Eventually the SIPs installers came in to fix what they could as it was too late to remove all of the panels and start again. The couple then got to work putting up the vapour barrier under the experienced eye of their builder Damien. Then the wooden batons were put up by Tom.

It appeared their troubles were behind them but the company who made the aluminium trims for the exterior made an error with measurements and replacement trims could takes weeks to arrive.

Kevin McCloud Iron framed bed blue sofa bookcase industrial pendant lighting glass balustrade

Photo: Fremantle/Channel 4

Powering on

To add to this the company who were handmaking their new kitchen had set its arrival date back from September to November then again to January due to the supplier having financial difficulties. This made Tom and Lori nervous that it may not even arrive.

At this low ebb, the couple put the architect’s computer generated pictures of their finalised home on the wall of the site to spur themselves on.
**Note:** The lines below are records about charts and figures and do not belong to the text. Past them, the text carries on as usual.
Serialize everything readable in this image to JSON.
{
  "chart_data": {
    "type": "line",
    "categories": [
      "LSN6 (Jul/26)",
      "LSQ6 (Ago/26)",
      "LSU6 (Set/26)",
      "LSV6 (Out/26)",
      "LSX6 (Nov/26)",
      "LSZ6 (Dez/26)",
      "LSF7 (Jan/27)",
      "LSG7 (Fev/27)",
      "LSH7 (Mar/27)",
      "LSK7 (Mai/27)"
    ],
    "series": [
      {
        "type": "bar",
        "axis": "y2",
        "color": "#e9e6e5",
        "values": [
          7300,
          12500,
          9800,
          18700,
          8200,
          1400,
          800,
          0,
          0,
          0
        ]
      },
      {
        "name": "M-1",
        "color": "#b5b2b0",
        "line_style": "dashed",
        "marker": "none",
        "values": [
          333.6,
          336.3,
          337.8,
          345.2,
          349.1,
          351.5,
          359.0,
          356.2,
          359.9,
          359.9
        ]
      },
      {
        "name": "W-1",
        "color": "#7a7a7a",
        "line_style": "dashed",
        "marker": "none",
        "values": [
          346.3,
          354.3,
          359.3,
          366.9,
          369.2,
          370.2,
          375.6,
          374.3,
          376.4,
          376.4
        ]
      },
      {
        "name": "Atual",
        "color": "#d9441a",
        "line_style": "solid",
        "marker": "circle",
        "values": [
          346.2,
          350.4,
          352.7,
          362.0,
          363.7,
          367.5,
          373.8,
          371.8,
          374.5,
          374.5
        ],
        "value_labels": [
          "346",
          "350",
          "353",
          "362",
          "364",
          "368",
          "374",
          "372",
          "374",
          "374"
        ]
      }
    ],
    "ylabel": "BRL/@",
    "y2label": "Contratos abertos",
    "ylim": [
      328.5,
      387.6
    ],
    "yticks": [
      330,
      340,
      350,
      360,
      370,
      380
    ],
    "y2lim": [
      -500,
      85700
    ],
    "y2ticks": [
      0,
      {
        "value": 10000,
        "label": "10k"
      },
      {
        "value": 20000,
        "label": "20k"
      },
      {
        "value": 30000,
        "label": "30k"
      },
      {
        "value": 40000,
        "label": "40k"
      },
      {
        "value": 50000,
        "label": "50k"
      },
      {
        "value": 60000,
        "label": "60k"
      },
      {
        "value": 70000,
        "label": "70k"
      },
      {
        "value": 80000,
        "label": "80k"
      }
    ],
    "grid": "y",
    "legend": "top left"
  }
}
It appeared to work as Tom fixed the exteriors larch cladding in minus four degrees temperature and Laurie took on the enormous task of painting the interior. By February the kitchen arrived and just in time as the company that constructed it was entering liquidation.

Thankfully through all the many hurdles the couple completed the build.

Grand Designs The Streets modern minimalist home exterior zinc roof white rendering aluminium windows

Photo: Fremantle/Channel 4

Emerging triumphant

The home is essentially two wings separated by a double height entrance lobby. To the right on the ground floor is an open plan living and kitchen area. On the left is a bedroom, bathroom, utility room and plant room.

Up the steel and glass stairs to the left is a small living area and guest bedroom. To the right is another guest bedroom, family bathroom and Tom and Lori’s main bedroom with a balcony overlooking the hill.

By recycling and repurposing they came in under budget despite all the problems

It’s clear that Kevin appreciated the effort and loved the home. ‘It has the most fantastic layout. Ergonomically really well organised. It has high ceilings, connection and light and space and delight and craftmanship. And it is nearly carbon zero,’ he said.